Actors For Human Rights recently visited Epping to perform Asylum Monologues for a Quaker group there. Here’s an extract from their recent newsletter documenting their responses:

Asylum Monologues by ice&fire theatre group (Sunday 1st October)

What do Lilian’s desire for education, Rose’s funeral costs, and Adam’s displacement by the war in Darfur have in common? This is what a hushed Meeting Room full of people spent a sometimes harrowing but moving Sunday afternoon finding out as Epping’s offering to the local community during Quaker Week.
ice&fire explore human rights stories through performance. “Asylum Monologues” involves volunteer actors, part of the Actors for Human Rights network, performing the stories of asylum seekers living in the UK. The interwoven narratives explain, in the asylum seeker’s own words, the circumstances which forced these very different individuals to leave their home countries and their personal experiences of living, and claiming asylum, in the UK.

We heard how the promise of education or work can trick people into leaving loved ones, and the need to escape a violent war can lead to a desperate journey and further violence.
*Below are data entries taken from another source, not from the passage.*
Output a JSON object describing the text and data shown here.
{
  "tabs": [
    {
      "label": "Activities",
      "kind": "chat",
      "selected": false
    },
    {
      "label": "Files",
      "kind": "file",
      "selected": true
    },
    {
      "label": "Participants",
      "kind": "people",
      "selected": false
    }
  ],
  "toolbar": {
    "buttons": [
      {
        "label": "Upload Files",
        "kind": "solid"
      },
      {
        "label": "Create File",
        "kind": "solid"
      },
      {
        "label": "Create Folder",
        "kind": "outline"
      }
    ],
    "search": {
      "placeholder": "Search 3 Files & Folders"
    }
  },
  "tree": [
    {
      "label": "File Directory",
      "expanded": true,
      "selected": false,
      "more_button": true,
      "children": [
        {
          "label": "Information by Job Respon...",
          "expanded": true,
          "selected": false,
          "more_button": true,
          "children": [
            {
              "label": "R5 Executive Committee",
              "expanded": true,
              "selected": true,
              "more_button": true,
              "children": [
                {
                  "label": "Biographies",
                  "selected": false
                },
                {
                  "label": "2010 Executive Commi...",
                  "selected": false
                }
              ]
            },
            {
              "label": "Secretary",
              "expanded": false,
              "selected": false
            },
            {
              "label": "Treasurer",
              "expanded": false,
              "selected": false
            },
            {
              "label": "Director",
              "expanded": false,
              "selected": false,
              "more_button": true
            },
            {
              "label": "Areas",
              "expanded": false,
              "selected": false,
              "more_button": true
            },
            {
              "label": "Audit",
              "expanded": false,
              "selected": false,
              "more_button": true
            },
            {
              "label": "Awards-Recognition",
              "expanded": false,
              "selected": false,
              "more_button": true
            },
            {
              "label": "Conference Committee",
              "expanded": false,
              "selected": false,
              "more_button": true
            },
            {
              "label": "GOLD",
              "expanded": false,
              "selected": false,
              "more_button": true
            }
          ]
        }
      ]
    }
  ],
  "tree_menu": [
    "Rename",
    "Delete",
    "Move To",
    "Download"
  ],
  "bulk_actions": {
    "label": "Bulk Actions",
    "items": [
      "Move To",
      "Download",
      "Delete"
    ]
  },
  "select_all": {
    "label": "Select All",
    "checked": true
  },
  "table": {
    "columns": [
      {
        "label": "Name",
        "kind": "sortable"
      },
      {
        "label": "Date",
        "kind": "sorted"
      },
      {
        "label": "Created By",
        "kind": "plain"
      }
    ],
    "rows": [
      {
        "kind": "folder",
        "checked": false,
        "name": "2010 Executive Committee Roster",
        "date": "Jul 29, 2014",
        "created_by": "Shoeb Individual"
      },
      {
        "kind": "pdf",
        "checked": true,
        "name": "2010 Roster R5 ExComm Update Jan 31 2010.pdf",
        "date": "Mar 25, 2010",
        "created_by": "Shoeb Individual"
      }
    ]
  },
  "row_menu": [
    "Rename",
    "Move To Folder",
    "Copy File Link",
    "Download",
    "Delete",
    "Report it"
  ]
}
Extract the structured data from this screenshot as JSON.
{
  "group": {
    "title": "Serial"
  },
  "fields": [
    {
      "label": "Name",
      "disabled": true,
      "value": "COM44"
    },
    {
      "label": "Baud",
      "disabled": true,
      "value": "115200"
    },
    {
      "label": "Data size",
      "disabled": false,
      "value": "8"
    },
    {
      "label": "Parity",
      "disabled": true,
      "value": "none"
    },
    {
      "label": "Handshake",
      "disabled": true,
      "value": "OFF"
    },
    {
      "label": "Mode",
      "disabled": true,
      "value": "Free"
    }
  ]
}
How women’s bodies are exploited for monetary gain, sometimes with complicity from those they thought they could trust, for the gratification of men seemingly oblivious to the horror they are enabling. How asylum seekers, rarely aware of the rights they have, are dependent on “good Samaritans”, who sometimes perpetuate further violence, in lieu of assistance from a state system which veers from inhuman indifference to active hostility. Following the lives of these young people we learnt about a job market abusing undocumented workers, the cruelties of detention, and the hopelessness and boredom of waiting for Home Office decisions. Small slivers of hope came with an encounter with a charity specialising in assisting female victims of modern day slavery but it was horribly clear how much more work needs to be done.

Discovering that to date only Lilian has been granted asylum was heartbreaking – and emphasised how important the work of the Refugee and Migrant Forum of East London (RAMFEL), explained to us by a volunteer / trustee who attended the performance, is in supporting asylum seekers in our local area. We collected £163 for RAMFEL and further information regarding donations and volunteering can be found on their website. http://www.ramfel.org.uk/wordpress 

We welcomed Friends from Harlow and Wanstead, people from our local interfaith communities, and members of the public to the well-received performance.

“I thought they were very good at getting us to feel what other people’s lives might be like.”

“I thought it was well organised and a very powerful performance. The content was in parts quite shocking due to the suffering so many have to go through. I thought the method of delivery was very powerful.”

“I thought it was a moving performance; it was good to be opening our minds and hearts to the lives and suffering and joys of our fellow humans; and it was good to have 3 stories for variety and interest.”